Original article written by Ellen Barry for the New York Times.
The debate to convince the Connecticut school board to approve the placement of a school-based mental health clinic has divided Killingly, and its families, since January, when Robert J. Angeli, the superintendent of schools, presented a plan to open a state-funded mental health clinic in the high school.
Legislation to expand Connecticut’s network of school-based clinics had sailed through the legislature, passing the House by a vote of 143 to 4. When Mr. Angeli presented the plan before the town’s Board of Education, though, it ran into a solid wall of resistance, mostly on the grounds that it infringed on the rights of parents.
In March, Killingly’s board members rejected the plan by a vote of 6 to 3. After that, dozens of supporters of the clinic filed a complaint with Connecticut’s Board of Education, asking the state to “investigate and take corrective action.”
Since then, Killingly’s school board meetings have become a battleground for competing views on mental health, exposing divisions that are both partisan and generational.
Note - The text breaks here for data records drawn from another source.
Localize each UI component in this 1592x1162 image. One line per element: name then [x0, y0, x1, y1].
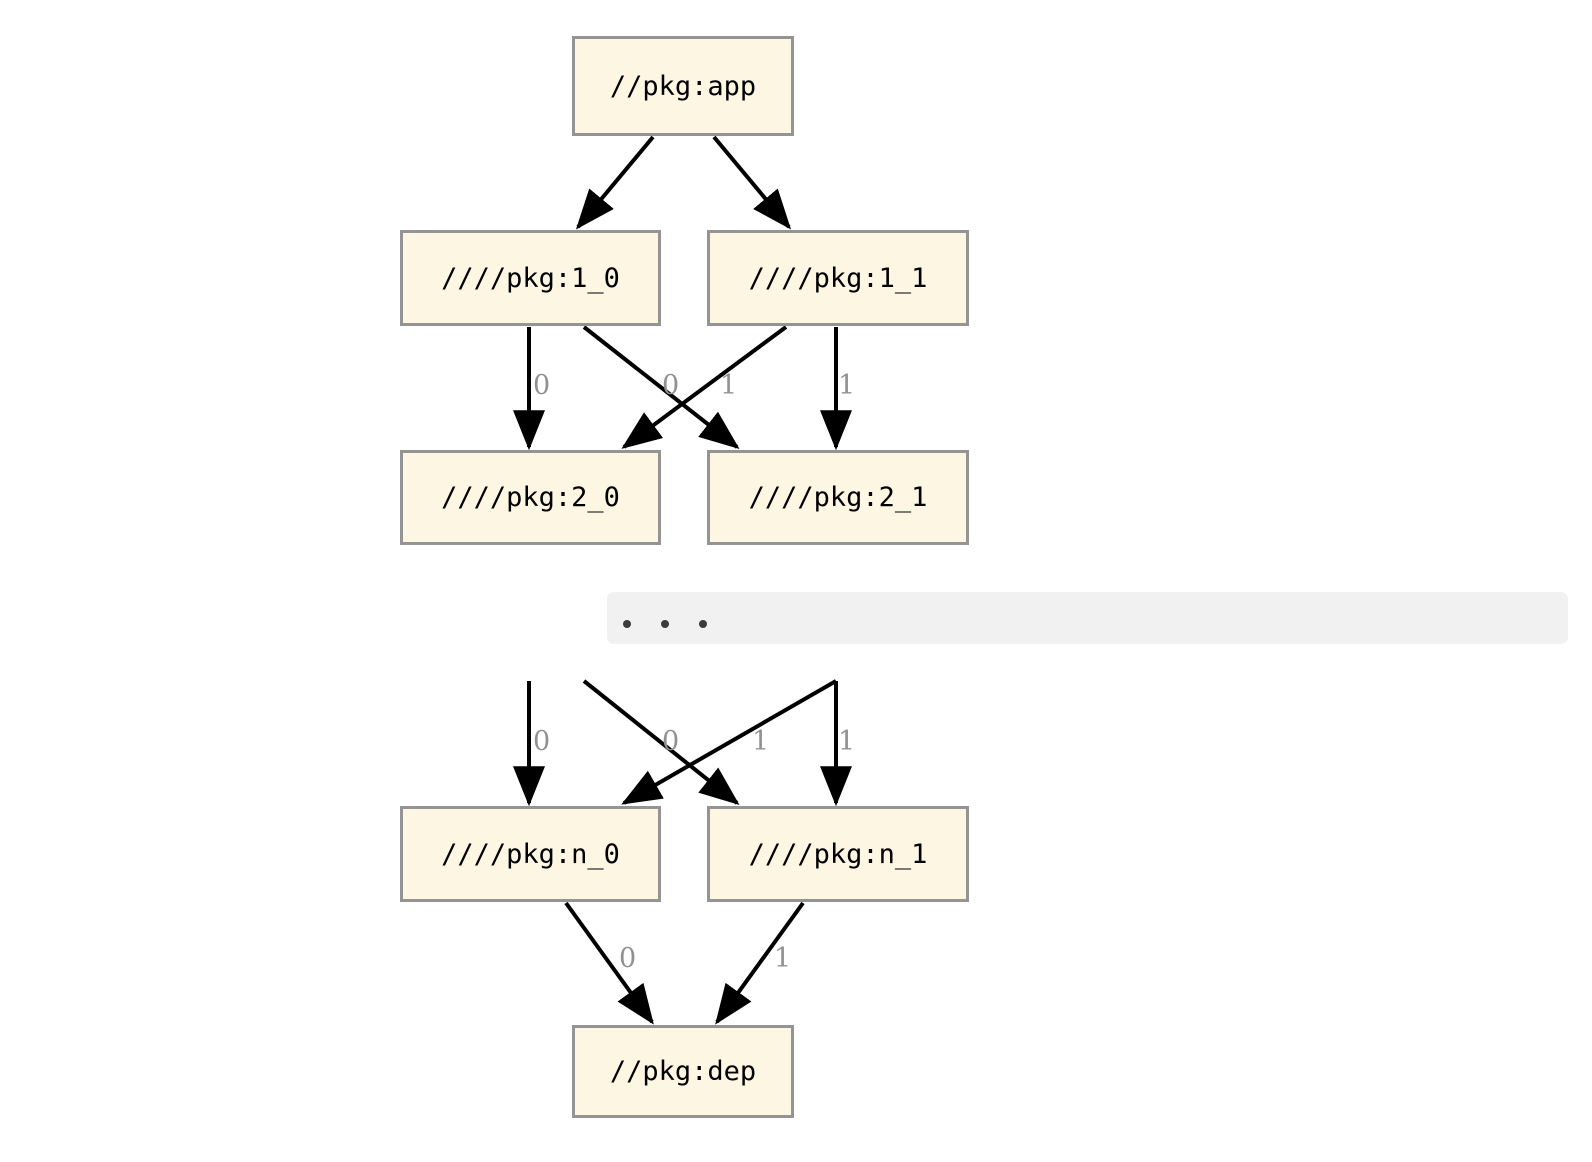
- edge-label: 1: [720, 370, 738, 401]
- edge-label: 0: [533, 726, 551, 757]
- edge-app-to-n1_1: [712, 135, 792, 230]
- edge-nn_0-to-dep: [564, 901, 654, 1025]
- node-n2_0[interactable]: ////pkg:2_0: [400, 450, 661, 545]
- ellipsis-dots: [623, 620, 707, 628]
- edge-source-to-nn_1: [582, 679, 740, 805]
- node-nn_1[interactable]: ////pkg:n_1: [707, 806, 969, 902]
- node-n1_1[interactable]: ////pkg:1_1: [707, 230, 969, 326]
- ellipsis-dot: [699, 620, 707, 628]
- node-nn_0[interactable]: ////pkg:n_0: [400, 806, 661, 902]
- node-app[interactable]: //pkg:app: [572, 36, 794, 136]
- edge-nn_1-to-dep: [715, 901, 805, 1025]
- edge-label: 0: [662, 726, 680, 757]
- edge-label: 1: [838, 726, 856, 757]
- node-label: //pkg:dep: [609, 1056, 757, 1087]
- edge-label: 0: [619, 943, 637, 974]
- ellipsis-separator-band: [607, 592, 1568, 644]
- node-label: ////pkg:2_1: [748, 482, 928, 513]
- node-n2_1[interactable]: ////pkg:2_1: [707, 450, 969, 545]
- ellipsis-dot: [623, 620, 631, 628]
- edge-label: 1: [774, 943, 792, 974]
- node-label: ////pkg:n_1: [748, 838, 928, 870]
- edge-label: 0: [533, 370, 551, 401]
- edge-source-to-nn_0: [621, 679, 837, 805]
- edge-app-to-n1_0: [575, 135, 655, 230]
- ellipsis-dot: [661, 620, 669, 628]
- node-label: ////pkg:n_0: [441, 838, 620, 870]
- node-label: //pkg:app: [609, 70, 757, 102]
- edge-label: 1: [838, 370, 856, 401]
- node-label: ////pkg:2_0: [441, 482, 620, 513]
- edge-label: 1: [752, 726, 770, 757]
- node-n1_0[interactable]: ////pkg:1_0: [400, 230, 661, 326]
- node-dep[interactable]: //pkg:dep: [572, 1025, 794, 1118]
- edge-n1_0-to-n2_1: [582, 325, 740, 449]
- edge-n1_1-to-n2_0: [621, 325, 788, 449]
- node-label: ////pkg:1_0: [441, 262, 620, 294]
- edge-label: 0: [662, 370, 680, 401]
- node-label: ////pkg:1_1: [748, 262, 928, 294]
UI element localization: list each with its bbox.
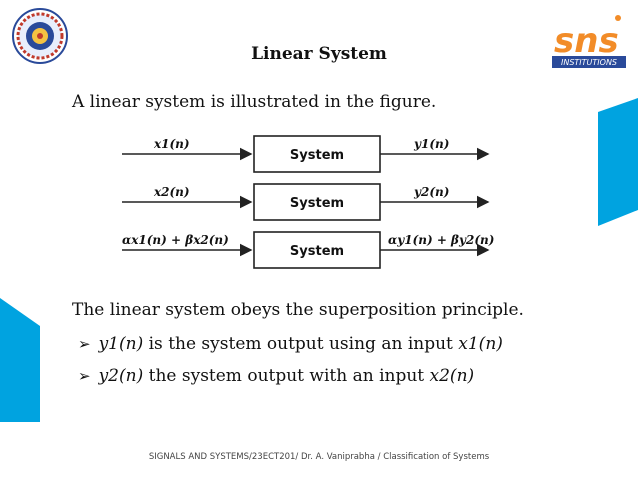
sns-institutions-logo: sns INSTITUTIONS: [548, 8, 630, 72]
system-block-3: [253, 231, 381, 269]
slide-title: Linear System: [251, 44, 387, 64]
output-symbol-y2: y2(n): [98, 366, 144, 386]
svg-text:INSTITUTIONS: INSTITUTIONS: [561, 58, 617, 67]
output-label-1: y1(n): [413, 137, 449, 151]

Teenagers have picketed on the well-manicured town common, where petunias grow around a memorial to the Civil War dead, with signs reading “14.7 PERCENT HAVE MADE A SUICIDE PLAN” and “TALK TO YOUR CHILDREN ABOUT MENTAL HEALTH.”
Standoffs like the one in Killingly are being watched apprehensively by mental health advocates. During the pandemic, the mental health of children shot to the top of the agenda for both political parties. School-based services, which studies suggest can significantly decrease suicidal behavior and substance abuse, have emerged as a first-line policy response.
Over the last year, legislators in more than 30 states have considered an expansion of school-based services, according to Inseparable, a mental health policy group, and eight states, including Connecticut, have passed legislation to do so. Before the services reach students, though, they must be embraced by American communities.